Quel est l’horizon d’entrée en vigueur de cette loi à l’étape où on est ?
C’est une étape importante qui a été passée aujourd’hui. Puisse que c’est le conseil des ministres de l’UEMOA qui a adopté notre projet de loi. Ça c’est important, à partir de là le projet va aller maintenant dans chaque pays et sera présenté au niveau de chaque parlement pour être adopté. Une fois que c’est adopté, ça va entrer en vigueur et remplacer la loi actuelle.
Vous aviez également adopté au cours de cette quatrième session ordinaire une décision de loi applicable définissant des seuils pour la loi sur le blanchiment des capitaux et du financement du terrorisme. Pourquoi une telle décision pour l’Union?
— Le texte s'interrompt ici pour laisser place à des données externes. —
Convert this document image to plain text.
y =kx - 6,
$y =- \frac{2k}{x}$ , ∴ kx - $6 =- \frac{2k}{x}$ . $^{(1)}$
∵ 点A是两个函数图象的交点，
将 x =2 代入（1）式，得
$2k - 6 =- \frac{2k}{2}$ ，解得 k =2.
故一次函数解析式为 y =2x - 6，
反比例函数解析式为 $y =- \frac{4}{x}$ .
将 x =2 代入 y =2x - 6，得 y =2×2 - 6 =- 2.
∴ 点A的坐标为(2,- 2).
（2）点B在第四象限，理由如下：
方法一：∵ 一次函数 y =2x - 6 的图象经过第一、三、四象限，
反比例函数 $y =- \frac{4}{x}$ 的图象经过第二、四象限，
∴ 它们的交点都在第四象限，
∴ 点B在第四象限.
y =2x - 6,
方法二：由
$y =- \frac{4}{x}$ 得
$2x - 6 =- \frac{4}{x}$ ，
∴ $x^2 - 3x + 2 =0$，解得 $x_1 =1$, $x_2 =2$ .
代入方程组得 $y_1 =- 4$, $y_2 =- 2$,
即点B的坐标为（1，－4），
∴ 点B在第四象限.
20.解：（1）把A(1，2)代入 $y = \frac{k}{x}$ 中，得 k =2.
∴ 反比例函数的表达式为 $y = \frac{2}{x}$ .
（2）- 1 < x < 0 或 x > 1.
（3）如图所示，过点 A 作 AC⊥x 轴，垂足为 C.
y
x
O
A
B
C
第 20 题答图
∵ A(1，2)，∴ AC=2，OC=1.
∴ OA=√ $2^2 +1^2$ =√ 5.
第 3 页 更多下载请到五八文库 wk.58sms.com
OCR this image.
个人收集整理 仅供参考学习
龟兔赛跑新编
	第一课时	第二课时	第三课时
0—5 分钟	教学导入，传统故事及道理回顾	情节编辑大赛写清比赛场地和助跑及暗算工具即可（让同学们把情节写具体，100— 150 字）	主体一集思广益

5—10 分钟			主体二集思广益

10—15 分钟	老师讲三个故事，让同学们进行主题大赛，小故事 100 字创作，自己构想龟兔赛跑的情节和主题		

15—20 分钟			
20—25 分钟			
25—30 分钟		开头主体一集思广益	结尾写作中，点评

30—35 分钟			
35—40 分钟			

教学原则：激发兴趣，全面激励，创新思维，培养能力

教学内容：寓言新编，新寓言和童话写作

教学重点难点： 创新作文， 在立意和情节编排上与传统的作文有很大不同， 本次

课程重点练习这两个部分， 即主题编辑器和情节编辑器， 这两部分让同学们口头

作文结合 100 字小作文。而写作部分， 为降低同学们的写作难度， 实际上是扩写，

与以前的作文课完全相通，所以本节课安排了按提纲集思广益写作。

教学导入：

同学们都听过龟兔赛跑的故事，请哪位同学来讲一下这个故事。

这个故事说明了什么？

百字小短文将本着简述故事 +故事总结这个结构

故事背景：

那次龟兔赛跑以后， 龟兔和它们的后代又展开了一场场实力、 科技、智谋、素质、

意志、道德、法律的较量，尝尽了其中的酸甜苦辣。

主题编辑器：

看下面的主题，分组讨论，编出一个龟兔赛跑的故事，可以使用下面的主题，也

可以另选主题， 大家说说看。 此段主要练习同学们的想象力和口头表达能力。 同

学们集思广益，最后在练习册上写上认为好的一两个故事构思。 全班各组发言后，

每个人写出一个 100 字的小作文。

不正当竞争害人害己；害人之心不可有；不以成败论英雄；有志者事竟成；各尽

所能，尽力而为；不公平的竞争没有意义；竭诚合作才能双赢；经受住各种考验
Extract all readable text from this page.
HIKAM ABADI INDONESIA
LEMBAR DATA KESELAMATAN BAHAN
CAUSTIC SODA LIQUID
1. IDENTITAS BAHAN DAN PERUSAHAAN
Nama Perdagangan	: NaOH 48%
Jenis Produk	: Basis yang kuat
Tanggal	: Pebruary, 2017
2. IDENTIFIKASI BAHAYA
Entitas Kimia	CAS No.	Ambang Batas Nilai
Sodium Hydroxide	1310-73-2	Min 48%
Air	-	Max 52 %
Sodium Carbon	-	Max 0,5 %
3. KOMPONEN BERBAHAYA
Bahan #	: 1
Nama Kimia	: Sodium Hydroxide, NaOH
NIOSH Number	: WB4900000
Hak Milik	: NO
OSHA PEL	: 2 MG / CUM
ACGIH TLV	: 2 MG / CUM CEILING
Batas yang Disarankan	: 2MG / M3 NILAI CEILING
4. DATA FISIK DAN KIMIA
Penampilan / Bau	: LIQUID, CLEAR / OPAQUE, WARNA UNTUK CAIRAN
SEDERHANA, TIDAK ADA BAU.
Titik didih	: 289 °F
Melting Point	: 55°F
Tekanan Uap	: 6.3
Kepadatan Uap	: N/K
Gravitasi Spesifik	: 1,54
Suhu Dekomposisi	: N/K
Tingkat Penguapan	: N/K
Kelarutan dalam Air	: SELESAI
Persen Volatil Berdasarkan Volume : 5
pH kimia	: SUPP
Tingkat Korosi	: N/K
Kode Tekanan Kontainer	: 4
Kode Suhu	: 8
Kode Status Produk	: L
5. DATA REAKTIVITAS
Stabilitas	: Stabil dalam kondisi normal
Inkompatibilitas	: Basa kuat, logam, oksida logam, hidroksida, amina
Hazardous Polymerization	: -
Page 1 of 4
Effectivement, c’est un projet de décision. Parce que la loi sur la lutte contre le blanchiment de capitaux et du terrorisme et contre la prolifération des armes de destruction massive a été adoptée déjà en décembre 2022. Mais cette loi a besoin d’être mise en œuvre. Donc il y a des textes d’application et dans la loi vous allez avoir des seuils et on n’a pas fixé les seuils. On a dit que les seuils vont être définis au cours du conseil des ministres. Cette décision qui a été adoptée aujourd’hui par le conseil des ministres et qui fixe des seuils à partir desquels les différents assujettis seront obligés par exemple de prendre les informations sur les différents acteurs notamment l’identification, la vérification…. C’est ce qu’on appelle un texte d’application de la loi qui permet à la loi d’être mise en application. C’est cette décision qui a été adoptée.